PERNYATAAN Rahayu Saraswati—keponakan Presiden Prabowo sekaligus Wakil Ketua Komisi VII DPR RI—baru-baru ini menyulut reaksi beragam. Dalam sebuah forum di Jakarta, ia menyatakan:
“Kalau anak muda masih berharap lowongan kerja dari pemerintah, Indonesia masih era kolonial.”
Menurutnya, anak muda Indonesia mestinya menciptakan peluang sendiri melalui wirausaha, industri kreatif, bahkan investasi digital. Tidak bergantung pada negara.
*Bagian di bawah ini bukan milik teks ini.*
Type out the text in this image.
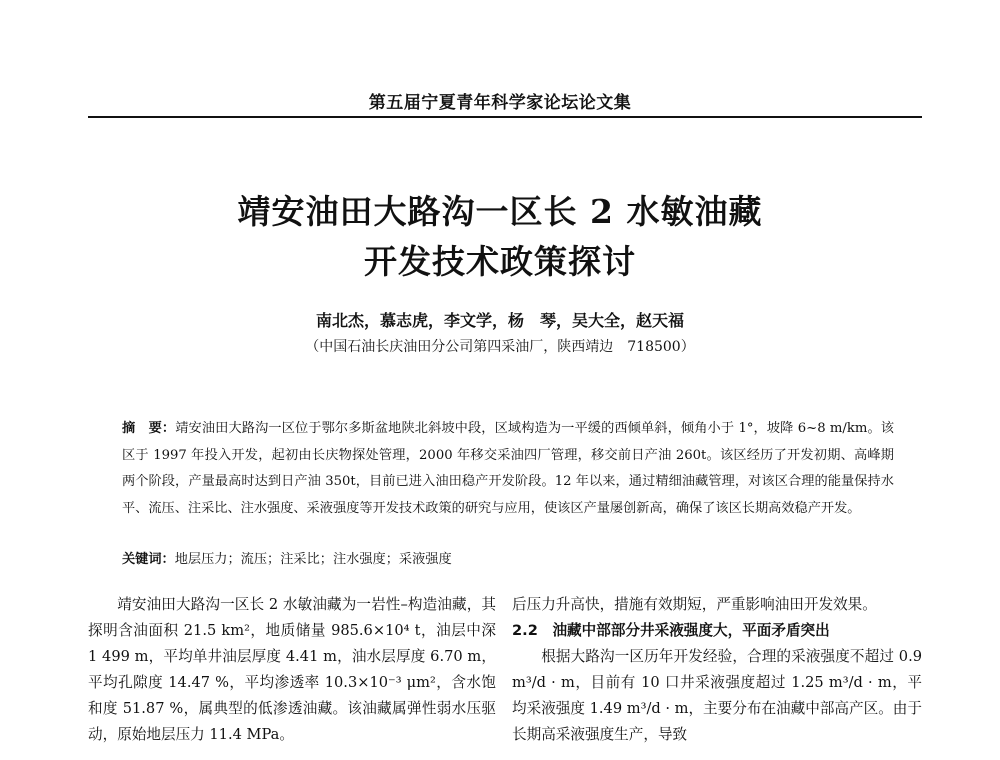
第五届宁夏青年科学家论坛论文集
靖安油田大路沟一区长 2 水敏油藏
开发技术政策探讨
南北杰，慕志虎，李文学，杨　琴，吴大全，赵天福
（中国石油长庆油田分公司第四采油厂，陕西靖边　718500）
摘　要：靖安油田大路沟一区位于鄂尔多斯盆地陕北斜坡中段，区域构造为一平缓的西倾单斜，倾角小于 1°，坡降 6~8 m/km。该区于 1997 年投入开发，起初由长庆物探处管理，2000 年移交采油四厂管理，移交前日产油 260t。该区经历了开发初期、高峰期两个阶段，产量最高时达到日产油 350t，目前已进入油田稳产开发阶段。12 年以来，通过精细油藏管理，对该区合理的能量保持水平、流压、注采比、注水强度、采液强度等开发技术政策的研究与应用，使该区产量屡创新高，确保了该区长期高效稳产开发。
关键词：地层压力；流压；注采比；注水强度；采液强度

靖安油田大路沟一区长 2 水敏油藏为一岩性–构造油藏，其探明含油面积 21.5 km²，地质储量 985.6×10⁴ t，油层中深 1 499 m，平均单井油层厚度 4.41 m，油水层厚度 6.70 m，平均孔隙度 14.47 %，平均渗透率 10.3×10⁻³ μm²，含水饱和度 51.87 %，属典型的低渗透油藏。该油藏属弹性弱水压驱动，原始地层压力 11.4 MPa。

后压力升高快，措施有效期短，严重影响油田开发效果。

2.2　油藏中部部分井采液强度大，平面矛盾突出

根据大路沟一区历年开发经验，合理的采液强度不超过 0.9 m³/d · m，目前有 10 口井采液强度超过 1.25 m³/d · m，平均采液强度 1.49 m³/d · m，主要分布在油藏中部高产区。由于长期高采液强度生产，导致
Tentu ini sah-sah saja. Tapi, publik—terutama di jagat maya—tidak tinggal diam.
Netizen Balik Bertanya:
“Kalau rakyat disuruh usaha sendiri, cari kerja sendiri, modal sendiri, gagal sendiri, bangkit sendiri… tapi negara masih berharap pajak? Bukankah itu juga kolonial?”
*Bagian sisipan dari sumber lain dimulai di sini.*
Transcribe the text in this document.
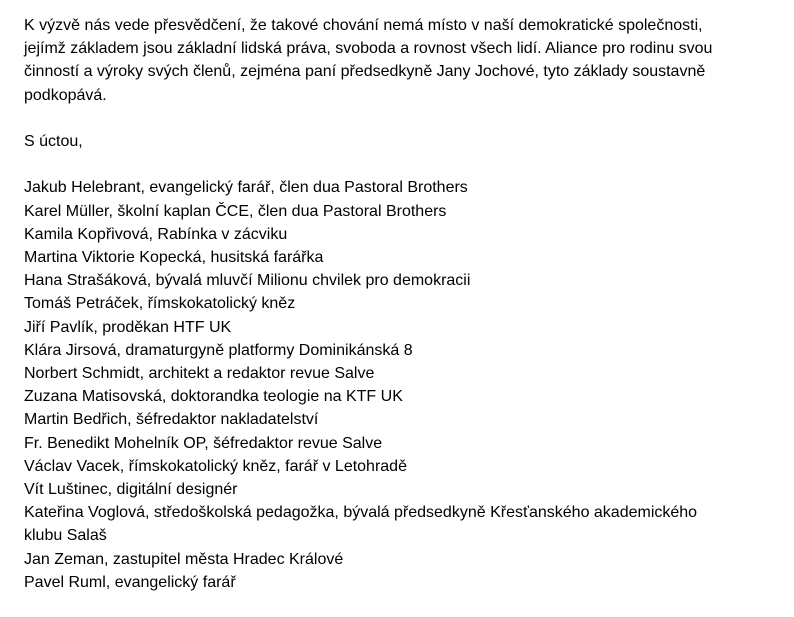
K výzvě nás vede přesvědčení, že takové chování nemá místo v naší demokratické společnosti,
jejímž základem jsou základní lidská práva, svoboda a rovnost všech lidí. Aliance pro rodinu svou
činností a výroky svých členů, zejména paní předsedkyně Jany Jochové, tyto základy soustavně
podkopává.

S úctou,

Jakub Helebrant, evangelický farář, člen dua Pastoral Brothers
Karel Müller, školní kaplan ČCE, člen dua Pastoral Brothers
Kamila Kopřivová, Rabínka v zácviku
Martina Viktorie Kopecká, husitská farářka
Hana Strašáková, bývalá mluvčí Milionu chvilek pro demokracii
Tomáš Petráček, římskokatolický kněz
Jiří Pavlík, proděkan HTF UK
Klára Jirsová, dramaturgyně platformy Dominikánská 8
Norbert Schmidt, architekt a redaktor revue Salve
Zuzana Matisovská, doktorandka teologie na KTF UK
Martin Bedřich, šéfredaktor nakladatelství
Fr. Benedikt Mohelník OP, šéfredaktor revue Salve
Václav Vacek, římskokatolický kněz, farář v Letohradě
Vít Luštinec, digitální designér
Kateřina Voglová, středoškolská pedagožka, bývalá předsedkyně Křesťanského akademického
klubu Salaš
Jan Zeman, zastupitel města Hradec Králové
Pavel Ruml, evangelický farář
Dan pertanyaan itu masuk akal. Karena jika negara tidak menyediakan pekerjaan, tidak menjamin upah layak, tidak menyubsidi modal usaha, tapi tetap memungut pajak dari hasil kerja keras rakyat… lantas, kontribusi negara ada di mana?
Antara Kemandirian dan Kewajiban Negara
Mari kita luruskan. Mendorong anak muda untuk jadi kreatif dan berwirausaha itu bagus. Bahkan sangat diperlukan di era disrupsi ekonomi digital. Tapi, jangan sampai narasinya menormalisasi lepas tanggung jawab negara dalam menyediakan lapangan kerja.
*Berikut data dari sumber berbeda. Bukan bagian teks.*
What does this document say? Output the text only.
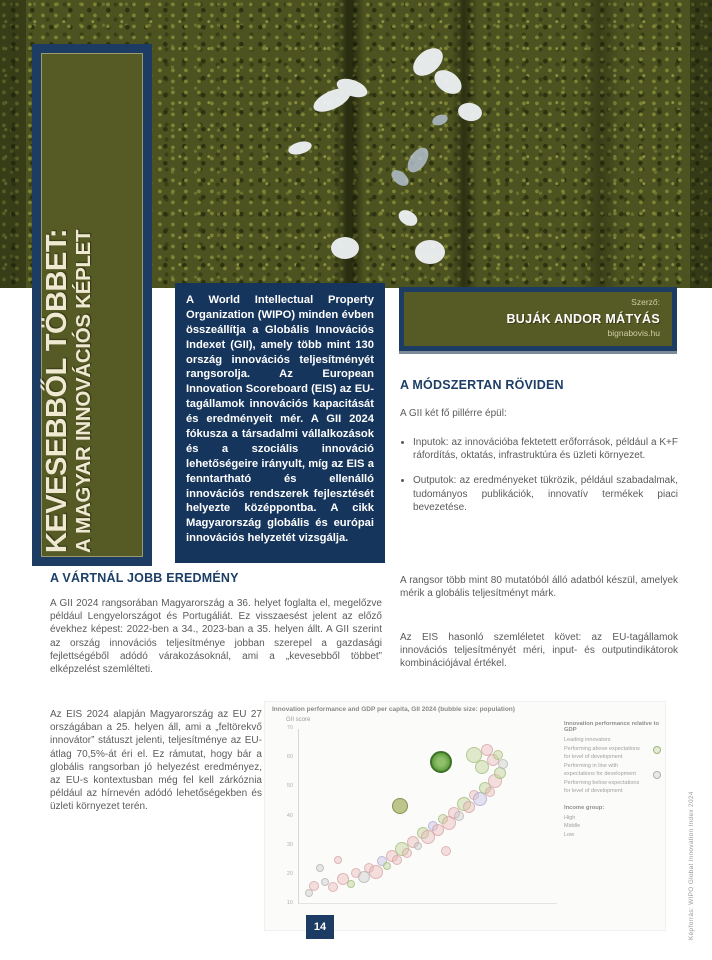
KEVESEBBŐL TÖBBET: A MAGYAR INNOVÁCIÓS KÉPLET	A World Intellectual Property Organization (WIPO) minden évben összeállítja a Globális Innovációs Indexet (GII), amely több mint 130 ország innovációs teljesítményét rangsorolja. Az European Innovation Scoreboard (EIS) az EU-tagállamok innovációs kapacitását és eredményeit mér. A GII 2024 fókusza a társadalmi vállalkozások és a szociális innováció lehetőségeire irányult, míg az EIS a fenntartható és ellenálló innovációs rendszerek fejlesztését helyezte középpontba. A cikk Magyarország globális és európai innovációs helyzetét vizsgálja.

Szerző:
BUJÁK ANDOR MÁTYÁS
bignabovis.hu
A MÓDSZERTAN RÖVIDEN
A GII két fő pillérre épül:
• Inputok: az innovációba fektetett erőforrások, például a K+F ráfordítás, oktatás, infrastruktúra és üzleti környezet.
• Outputok: az eredményeket tükrözik, például szabadalmak, tudományos publikációk, innovatív termékek piaci bevezetése.
A rangsor több mint 80 mutatóból álló adatból készül, amelyek mérik a globális teljesítményt márk.
Az EIS hasonló szemléletet követ: az EU-tagállamok innovációs teljesítményét méri, input- és outputindikátorok kombinációjával értékel.
A VÁRTNÁL JOBB EREDMÉNY
A GII 2024 rangsorában Magyarország a 36. helyet foglalta el, megelőzve például Lengyelországot és Portugáliát. Ez visszaesést jelent az előző évekhez képest: 2022-ben a 34., 2023-ban a 35. helyen állt. A GII szerint az ország innovációs teljesítménye jobban szerepel a gazdasági fejlettségéből adódó várakozásoknál, ami a „kevesebből többet” elképzelést szemlélteti.
Az EIS 2024 alapján Magyarország az EU 27 országában a 25. helyen áll, ami a „feltörekvő innovátor” státuszt jelenti, teljesítménye az EU-átlag 70,5%-át éri el. Ez rámutat, hogy bár a globális rangsorban jó helyezést eredményez, az EU-s kontextusban még fel kell zárkóznia például az hírnevén adódó lehetőségekben és üzleti környezet terén.
Innovation performance and GDP per capita, GII 2024 (bubble size: population)
GII score
70
60
50
40
30
20
10
Innovation performance relative to GDP
Leading innovators
Performing above expectations
for level of development
Performing in line with
expectations for development
Performing below expectations
for level of development
Income group:
High
Middle
Low
14	Képforrás: WIPO Global Innovation Index 2024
Apalagi di negara berkembang, di mana angkatan kerja tumbuh lebih cepat daripada ketersediaan kerja formal. Data BPS menunjukkan bahwa lebih dari 60% angkatan kerja muda bekerja di sektor informal, tanpa jaminan sosial, tanpa kepastian pendapatan.
Apakah semua bisa langsung berwirausaha? Apakah semua punya akses modal dan literasi digital yang cukup?
Pajak dan Tanggung Jawab
Jika negara ingin rakyat “tidak bergantung”, maka rakyat juga bisa bertanya: kenapa negara masih bergantung pada pajak rakyat?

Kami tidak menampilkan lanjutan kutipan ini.